My current environment is:
Expand to view
ansible [core 2.16.6]
config file = /Users/vmartinez/workspaces/v1v/its-ansible-otel/ansible.cfg
configured module search path = ['/Users/vmartinez/.ansible/plugins/modules', '/usr/share/ansible/plugins/modules']

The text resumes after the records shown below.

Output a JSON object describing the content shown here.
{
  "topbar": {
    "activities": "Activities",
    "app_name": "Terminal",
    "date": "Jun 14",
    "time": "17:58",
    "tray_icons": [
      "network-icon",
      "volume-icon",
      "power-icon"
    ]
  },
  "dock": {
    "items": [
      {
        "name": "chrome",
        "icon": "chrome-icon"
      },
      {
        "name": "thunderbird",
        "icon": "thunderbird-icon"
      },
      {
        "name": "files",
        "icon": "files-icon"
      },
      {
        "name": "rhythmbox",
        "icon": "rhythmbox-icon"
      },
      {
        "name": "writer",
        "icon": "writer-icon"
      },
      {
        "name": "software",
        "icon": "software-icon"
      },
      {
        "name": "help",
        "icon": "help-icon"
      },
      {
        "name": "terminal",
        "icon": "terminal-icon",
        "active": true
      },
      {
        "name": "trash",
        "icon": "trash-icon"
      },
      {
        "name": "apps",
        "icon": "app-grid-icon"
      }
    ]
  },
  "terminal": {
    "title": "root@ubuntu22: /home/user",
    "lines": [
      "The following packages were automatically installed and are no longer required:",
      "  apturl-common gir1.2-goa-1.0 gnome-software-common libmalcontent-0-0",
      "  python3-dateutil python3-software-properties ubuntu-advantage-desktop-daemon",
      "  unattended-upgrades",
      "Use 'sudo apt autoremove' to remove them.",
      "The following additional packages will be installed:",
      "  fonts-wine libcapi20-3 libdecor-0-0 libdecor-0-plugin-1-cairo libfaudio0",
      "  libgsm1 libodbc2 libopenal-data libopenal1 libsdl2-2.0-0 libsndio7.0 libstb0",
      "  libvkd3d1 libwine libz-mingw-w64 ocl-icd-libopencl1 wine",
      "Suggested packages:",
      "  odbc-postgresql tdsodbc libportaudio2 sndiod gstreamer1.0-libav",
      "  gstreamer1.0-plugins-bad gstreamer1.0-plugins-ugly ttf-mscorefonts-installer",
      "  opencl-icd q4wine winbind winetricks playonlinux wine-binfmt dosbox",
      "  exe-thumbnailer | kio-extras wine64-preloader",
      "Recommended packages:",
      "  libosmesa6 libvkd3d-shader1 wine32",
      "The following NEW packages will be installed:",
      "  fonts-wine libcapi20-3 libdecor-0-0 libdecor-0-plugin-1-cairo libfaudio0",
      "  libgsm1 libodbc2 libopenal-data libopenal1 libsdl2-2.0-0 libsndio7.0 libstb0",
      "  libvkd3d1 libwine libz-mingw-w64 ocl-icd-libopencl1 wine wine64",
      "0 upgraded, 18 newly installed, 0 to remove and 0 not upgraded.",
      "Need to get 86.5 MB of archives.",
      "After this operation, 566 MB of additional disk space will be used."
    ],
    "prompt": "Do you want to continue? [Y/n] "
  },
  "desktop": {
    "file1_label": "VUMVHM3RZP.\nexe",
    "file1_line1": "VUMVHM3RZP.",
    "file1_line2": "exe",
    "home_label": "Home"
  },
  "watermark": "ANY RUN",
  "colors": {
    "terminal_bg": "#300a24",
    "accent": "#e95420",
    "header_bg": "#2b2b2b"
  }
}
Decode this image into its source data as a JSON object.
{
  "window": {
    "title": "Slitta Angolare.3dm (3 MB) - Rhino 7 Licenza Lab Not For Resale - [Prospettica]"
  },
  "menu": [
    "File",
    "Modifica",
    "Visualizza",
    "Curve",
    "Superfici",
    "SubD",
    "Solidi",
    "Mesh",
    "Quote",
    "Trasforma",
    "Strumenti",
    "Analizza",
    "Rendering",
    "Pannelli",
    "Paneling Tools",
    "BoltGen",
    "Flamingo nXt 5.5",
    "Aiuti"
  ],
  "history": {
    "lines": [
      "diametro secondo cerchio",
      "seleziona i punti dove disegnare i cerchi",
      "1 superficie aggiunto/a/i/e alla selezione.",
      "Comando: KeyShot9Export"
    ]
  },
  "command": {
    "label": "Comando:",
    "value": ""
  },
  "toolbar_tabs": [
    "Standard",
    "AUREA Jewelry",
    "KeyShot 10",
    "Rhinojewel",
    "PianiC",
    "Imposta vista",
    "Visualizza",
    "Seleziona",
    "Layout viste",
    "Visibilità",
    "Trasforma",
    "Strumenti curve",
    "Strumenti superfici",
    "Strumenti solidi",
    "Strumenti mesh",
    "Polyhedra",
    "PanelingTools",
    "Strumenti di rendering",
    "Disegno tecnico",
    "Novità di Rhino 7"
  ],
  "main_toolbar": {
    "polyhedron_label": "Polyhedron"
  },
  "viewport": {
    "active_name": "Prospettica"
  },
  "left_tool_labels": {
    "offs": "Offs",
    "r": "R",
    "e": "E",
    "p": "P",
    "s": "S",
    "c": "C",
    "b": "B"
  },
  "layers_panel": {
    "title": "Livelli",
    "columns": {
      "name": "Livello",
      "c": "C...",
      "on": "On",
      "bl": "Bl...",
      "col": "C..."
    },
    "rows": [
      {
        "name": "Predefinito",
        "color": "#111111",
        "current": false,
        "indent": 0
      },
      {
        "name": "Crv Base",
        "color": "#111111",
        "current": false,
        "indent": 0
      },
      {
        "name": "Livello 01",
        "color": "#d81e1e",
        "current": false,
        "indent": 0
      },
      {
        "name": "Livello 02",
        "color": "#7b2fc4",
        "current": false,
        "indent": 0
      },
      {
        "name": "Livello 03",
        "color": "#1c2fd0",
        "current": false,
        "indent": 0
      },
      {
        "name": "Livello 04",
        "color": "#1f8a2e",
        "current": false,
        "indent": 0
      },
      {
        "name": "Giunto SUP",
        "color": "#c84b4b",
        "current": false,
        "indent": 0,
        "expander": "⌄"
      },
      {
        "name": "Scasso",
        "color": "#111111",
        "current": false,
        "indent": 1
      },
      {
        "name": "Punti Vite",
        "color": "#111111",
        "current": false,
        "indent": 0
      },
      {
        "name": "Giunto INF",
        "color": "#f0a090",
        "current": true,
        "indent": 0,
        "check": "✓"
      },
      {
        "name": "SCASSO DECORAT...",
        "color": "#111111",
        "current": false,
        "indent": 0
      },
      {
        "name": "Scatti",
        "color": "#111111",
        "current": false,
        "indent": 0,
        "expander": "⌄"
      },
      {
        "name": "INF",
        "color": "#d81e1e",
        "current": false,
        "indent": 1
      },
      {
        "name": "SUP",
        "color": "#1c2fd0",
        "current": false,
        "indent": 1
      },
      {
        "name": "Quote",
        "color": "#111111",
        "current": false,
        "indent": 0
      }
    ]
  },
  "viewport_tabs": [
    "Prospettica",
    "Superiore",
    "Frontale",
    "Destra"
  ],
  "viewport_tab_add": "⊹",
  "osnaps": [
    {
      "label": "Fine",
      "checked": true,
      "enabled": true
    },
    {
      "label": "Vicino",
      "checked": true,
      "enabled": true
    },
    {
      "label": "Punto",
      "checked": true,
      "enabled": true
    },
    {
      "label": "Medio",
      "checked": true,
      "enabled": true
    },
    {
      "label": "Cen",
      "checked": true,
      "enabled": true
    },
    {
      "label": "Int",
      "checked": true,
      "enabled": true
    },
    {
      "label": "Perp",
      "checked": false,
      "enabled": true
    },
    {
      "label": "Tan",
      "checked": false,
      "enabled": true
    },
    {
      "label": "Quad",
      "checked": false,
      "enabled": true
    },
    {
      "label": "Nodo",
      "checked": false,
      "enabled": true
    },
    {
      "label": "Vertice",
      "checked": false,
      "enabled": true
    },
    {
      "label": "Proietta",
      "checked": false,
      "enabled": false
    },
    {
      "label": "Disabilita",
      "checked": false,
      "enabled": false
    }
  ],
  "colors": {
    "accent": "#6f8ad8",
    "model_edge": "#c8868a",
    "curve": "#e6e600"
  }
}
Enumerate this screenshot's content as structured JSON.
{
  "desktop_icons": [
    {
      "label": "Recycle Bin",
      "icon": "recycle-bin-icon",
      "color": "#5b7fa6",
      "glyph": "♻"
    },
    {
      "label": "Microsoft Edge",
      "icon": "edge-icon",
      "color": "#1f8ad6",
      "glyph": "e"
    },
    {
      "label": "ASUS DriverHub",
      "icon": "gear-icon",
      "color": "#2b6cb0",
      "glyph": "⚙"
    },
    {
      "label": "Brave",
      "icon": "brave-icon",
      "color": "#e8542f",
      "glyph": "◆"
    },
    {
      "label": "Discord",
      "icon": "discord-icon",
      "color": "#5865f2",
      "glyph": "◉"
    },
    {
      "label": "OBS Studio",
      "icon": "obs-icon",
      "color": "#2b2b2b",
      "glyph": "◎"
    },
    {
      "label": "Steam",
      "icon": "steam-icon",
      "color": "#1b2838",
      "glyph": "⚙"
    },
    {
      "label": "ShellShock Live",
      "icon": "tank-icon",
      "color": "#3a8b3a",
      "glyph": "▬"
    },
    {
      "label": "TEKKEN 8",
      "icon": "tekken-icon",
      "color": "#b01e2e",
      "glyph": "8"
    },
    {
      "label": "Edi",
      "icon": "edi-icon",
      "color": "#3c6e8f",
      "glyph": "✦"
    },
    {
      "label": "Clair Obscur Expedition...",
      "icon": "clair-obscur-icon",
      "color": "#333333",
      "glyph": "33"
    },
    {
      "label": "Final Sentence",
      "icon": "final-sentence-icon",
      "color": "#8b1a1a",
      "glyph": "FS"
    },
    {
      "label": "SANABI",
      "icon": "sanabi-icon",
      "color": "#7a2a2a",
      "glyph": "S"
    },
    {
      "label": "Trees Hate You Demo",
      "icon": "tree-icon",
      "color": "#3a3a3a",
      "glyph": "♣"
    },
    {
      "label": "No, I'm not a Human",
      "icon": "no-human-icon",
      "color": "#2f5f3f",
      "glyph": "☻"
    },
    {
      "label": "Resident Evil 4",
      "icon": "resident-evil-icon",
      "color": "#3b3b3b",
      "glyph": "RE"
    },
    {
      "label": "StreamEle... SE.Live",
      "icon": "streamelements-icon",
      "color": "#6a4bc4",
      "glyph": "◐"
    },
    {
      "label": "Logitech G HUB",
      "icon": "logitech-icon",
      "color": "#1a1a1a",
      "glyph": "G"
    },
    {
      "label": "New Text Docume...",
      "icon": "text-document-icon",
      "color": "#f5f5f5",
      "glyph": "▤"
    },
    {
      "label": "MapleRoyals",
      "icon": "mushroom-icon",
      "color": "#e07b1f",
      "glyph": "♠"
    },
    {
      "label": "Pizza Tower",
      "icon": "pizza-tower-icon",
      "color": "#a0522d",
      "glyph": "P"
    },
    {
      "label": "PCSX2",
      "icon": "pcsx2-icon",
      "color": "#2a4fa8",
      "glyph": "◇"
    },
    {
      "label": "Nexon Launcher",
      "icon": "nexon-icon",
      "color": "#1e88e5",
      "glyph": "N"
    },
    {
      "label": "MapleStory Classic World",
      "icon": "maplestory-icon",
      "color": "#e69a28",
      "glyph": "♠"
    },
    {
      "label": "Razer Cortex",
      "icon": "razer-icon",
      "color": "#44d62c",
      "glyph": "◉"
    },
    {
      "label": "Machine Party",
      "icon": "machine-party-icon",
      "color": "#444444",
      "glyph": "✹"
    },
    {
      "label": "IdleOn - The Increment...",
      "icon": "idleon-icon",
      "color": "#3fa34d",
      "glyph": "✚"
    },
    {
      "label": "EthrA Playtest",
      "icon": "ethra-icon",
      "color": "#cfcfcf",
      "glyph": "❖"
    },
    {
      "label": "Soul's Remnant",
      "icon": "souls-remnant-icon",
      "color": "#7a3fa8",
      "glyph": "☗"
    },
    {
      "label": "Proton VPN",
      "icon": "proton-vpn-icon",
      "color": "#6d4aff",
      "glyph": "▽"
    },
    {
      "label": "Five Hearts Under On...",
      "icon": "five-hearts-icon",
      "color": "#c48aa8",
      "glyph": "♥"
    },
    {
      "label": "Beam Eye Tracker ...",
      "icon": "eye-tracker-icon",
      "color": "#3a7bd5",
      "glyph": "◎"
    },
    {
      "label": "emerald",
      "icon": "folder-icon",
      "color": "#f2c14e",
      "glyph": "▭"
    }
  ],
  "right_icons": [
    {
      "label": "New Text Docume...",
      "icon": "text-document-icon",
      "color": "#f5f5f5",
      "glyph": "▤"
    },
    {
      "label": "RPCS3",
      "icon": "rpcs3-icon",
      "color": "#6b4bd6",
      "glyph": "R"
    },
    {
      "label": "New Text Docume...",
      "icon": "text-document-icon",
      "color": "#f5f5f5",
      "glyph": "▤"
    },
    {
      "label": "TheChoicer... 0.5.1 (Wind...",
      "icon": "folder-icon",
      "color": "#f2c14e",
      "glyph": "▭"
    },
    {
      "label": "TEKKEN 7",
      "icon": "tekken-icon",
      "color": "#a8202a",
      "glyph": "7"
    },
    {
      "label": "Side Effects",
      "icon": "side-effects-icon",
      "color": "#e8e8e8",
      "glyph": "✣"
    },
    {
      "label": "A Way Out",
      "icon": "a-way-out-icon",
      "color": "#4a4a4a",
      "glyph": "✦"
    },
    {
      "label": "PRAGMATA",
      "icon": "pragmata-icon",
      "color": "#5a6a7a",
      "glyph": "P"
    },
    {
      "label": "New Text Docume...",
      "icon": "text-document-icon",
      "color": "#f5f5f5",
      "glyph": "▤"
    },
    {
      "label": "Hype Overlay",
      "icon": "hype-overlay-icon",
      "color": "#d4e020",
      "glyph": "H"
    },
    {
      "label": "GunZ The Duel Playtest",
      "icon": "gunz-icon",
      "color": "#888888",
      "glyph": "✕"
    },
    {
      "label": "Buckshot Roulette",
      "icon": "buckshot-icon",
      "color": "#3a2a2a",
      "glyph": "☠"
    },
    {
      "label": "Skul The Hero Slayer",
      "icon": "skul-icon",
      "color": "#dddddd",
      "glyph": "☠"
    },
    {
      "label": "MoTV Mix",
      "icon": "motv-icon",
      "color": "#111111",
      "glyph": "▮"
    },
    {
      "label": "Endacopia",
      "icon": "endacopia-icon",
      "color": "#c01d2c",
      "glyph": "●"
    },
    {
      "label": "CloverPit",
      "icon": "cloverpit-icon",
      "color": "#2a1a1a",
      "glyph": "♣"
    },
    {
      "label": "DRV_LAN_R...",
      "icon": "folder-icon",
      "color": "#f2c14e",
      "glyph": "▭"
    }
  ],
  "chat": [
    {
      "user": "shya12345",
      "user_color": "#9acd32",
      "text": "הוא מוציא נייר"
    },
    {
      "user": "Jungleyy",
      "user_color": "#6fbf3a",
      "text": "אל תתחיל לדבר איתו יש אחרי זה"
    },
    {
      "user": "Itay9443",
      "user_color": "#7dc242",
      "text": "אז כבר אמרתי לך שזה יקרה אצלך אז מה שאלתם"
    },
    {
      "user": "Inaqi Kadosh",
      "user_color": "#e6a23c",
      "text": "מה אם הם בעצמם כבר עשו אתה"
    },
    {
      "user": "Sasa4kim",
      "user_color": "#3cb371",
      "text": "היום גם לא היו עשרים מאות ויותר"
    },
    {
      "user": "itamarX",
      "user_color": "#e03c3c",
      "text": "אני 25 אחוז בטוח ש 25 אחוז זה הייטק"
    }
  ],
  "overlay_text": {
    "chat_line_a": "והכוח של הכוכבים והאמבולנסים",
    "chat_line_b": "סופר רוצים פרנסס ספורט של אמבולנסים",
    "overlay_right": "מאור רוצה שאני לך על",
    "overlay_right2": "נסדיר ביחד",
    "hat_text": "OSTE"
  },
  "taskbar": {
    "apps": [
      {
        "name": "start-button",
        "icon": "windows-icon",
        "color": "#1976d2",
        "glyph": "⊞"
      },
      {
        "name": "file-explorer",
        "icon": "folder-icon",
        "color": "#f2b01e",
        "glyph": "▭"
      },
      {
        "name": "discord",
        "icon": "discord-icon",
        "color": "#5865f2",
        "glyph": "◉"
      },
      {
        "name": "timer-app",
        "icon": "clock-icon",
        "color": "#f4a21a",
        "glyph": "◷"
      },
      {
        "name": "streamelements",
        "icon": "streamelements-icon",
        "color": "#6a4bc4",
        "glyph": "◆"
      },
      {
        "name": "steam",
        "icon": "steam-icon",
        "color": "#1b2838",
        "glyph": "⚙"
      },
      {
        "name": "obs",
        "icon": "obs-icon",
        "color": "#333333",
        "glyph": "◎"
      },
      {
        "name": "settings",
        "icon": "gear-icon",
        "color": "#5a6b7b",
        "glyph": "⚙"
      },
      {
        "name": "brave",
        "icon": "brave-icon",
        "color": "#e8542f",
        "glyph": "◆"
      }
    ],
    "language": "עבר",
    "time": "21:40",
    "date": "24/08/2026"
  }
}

ansible python module location = /Users/vmartinez/workspaces/v1v/its-ansible-otel/.venv/lib/python3.12/site-packages/ansible
ansible collection location = /Users/vmartinez/.ansible/collections:/usr/share/ansible/collections
executable location = /Users/vmartinez/workspaces/v1v/its-ansible-otel/.venv/bin/ansible
python version = 3.12.8 (main, Dec 3 2024, 18:42:41) [Clang 16.0.0 (clang-1600.0.26.4)] (/Users/vmartinez/workspaces/v1v/its-ansible-otel/.venv/bin/python)
jinja version = 3.1.4
libyaml = True
Package Version
---------------------------------------- --------
ansible 9.5.1
ansible-core 2.16.6
certifi 2024.2.2
cffi 1.16.0
charset-normalizer 3.3.2
cryptography 42.0.7
Deprecated 1.2.14
docker 7.0.0
googleapis-common-protos 1.63.0
grpcio 1.63.0
idna 3.7
importlib-metadata 7.0.0
iniconfig 2.0.0
Jinja2 3.1.4
MarkupSafe 2.1.5
opentelemetry-api 1.24.0
opentelemetry-exporter-otlp 1.24.0
opentelemetry-exporter-otlp-proto-common 1.24.0
opentelemetry-exporter-otlp-proto-grpc 1.24.0
opentelemetry-exporter-otlp-proto-http 1.24.0
opentelemetry-proto 1.24.0
opentelemetry-sdk 1.24.0
opentelemetry-semantic-conventions 0.45b0
packaging 24.0
pip 24.0
pluggy 1.5.0
protobuf 4.25.3
pycparser 2.22
pytest 8.2.0
PyYAML 6.0.1
requests 2.31.0
resolvelib 1.0.1
typing_extensions 4.11.0
urllib3 2.2.1
wrapt 1.16.0
zipp 3.18.1
"org.opencontainers.image.source": "https://github.com/open-telemetry/opentelemetry-collector-releases",
"org.opencontainers.image.version": "0.100.0"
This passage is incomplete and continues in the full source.